Re: non-const reference to temporary object

From:
James Kanze <james.kanze@gmail.com>
Newsgroups:
comp.lang.c++
Date:
Thu, 27 Nov 2008 00:59:09 -0800 (PST)
Message-ID:
<338da815-d127-49a0-b239-0468a871ef7f@f13g2000yqj.googlegroups.com>
On Nov 27, 6:18 am, Salt_Peter <pj_h...@yahoo.com> wrote:

On Nov 26, 11:00 pm, rajath...@gmail.com wrote:

I encountered a problem when passing temporary variable as a
non const variable. The message was " initial value of
reference to non-const must be an lvalue "

void foo(MyClass &Var)
{
// Whatever
}

foo(MyClass());

What is the exact problem here?
Does it have to do anything with the scope of the temporary
MyClass passed to the function? What is its scope?


Scope is not the same as lifetime, scope refers to an object's
visibility.


To a symbols visibility. Scope doesn't concern objects, but
symbols (and it's purely a lexical concept, not runtime---except
when language rules associate lifetime with scope).

A temporary's lifetime is ephemeral unless it is kept alive
somehow.


A temporary's lifetime is until the end of the full expression,
normally.

And how does changing the declaration of foo as void
foo(const MyClass &Var) change anything?


It changes everything. Myclass() generates a temporary with a
lifetime limited to its short existance.

Myclass& r = MyClass(); // temporary is born and dies here
// accesing r is now undefined behavior

a const reference extends the lifetime of the temporary


I think you're missing the point. First, the language rules
don't allow initializing a reference with an rvalue unless it is
a reference to a non-volatile const type. That's what's causing
his error. (There is one exception: if the rvalue is a class
type with a user defined conversion to an lvalue type, it is
treated as an lvalue, and the conversion is used.) Lifetime
simply isn't a consideration here. The second point (not
relavent to his example) is that if a reference is initialized
with a temporary, the lifetime of that temporary is extended to
match the lifetime of the reference. This really has nothing to
do with const, except that the situation can't be reached unless
the reference is to a non-volatile const. (This is, IMHO, a
fairly tricky point, and irrelevant to most code anyway.)

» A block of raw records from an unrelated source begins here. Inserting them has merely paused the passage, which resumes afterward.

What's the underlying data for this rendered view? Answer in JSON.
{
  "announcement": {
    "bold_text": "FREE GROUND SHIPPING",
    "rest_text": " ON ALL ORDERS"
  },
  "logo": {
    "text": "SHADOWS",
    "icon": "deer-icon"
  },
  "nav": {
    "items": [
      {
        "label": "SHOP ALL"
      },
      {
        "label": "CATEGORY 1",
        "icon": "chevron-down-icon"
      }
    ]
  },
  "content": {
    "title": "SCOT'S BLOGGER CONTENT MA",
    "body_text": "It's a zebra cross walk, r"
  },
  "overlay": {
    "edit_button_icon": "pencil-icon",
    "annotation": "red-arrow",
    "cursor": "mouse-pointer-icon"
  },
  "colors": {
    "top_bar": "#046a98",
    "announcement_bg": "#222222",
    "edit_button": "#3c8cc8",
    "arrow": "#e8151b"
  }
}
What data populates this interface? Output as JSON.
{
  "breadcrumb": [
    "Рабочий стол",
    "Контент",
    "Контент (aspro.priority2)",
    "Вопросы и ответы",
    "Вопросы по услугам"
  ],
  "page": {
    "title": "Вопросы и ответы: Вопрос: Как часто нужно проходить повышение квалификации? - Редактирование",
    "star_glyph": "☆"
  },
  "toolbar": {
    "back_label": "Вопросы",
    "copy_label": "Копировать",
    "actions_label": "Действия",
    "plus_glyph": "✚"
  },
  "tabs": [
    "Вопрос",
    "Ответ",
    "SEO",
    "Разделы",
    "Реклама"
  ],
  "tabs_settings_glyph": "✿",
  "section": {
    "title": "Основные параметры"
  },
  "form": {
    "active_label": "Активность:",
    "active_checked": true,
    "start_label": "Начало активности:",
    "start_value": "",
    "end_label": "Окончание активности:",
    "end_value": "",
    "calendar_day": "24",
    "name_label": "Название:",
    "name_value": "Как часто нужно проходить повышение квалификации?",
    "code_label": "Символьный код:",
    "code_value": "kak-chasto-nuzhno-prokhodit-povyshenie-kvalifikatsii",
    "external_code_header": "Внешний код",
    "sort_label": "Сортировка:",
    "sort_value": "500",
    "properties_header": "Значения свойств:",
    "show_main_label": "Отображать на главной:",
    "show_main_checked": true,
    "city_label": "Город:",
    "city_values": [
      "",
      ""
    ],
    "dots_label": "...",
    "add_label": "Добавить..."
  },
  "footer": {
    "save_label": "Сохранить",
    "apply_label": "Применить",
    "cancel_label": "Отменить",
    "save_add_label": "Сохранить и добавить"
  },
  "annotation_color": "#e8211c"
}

const Myclass& r_ = MyClass(); // temp is born and is kept alive
// r_ is still valid here
// the temporary stays valid until r_'s lifetime ends

your example above does exactly the same thing:


No it doesn't. In his case, the lifetime of the temporary is
until the end of the full expression. Longer than the lifetime
of the temporary it initializes. And none of the special rules
ever reduces the lifetime of a temporary.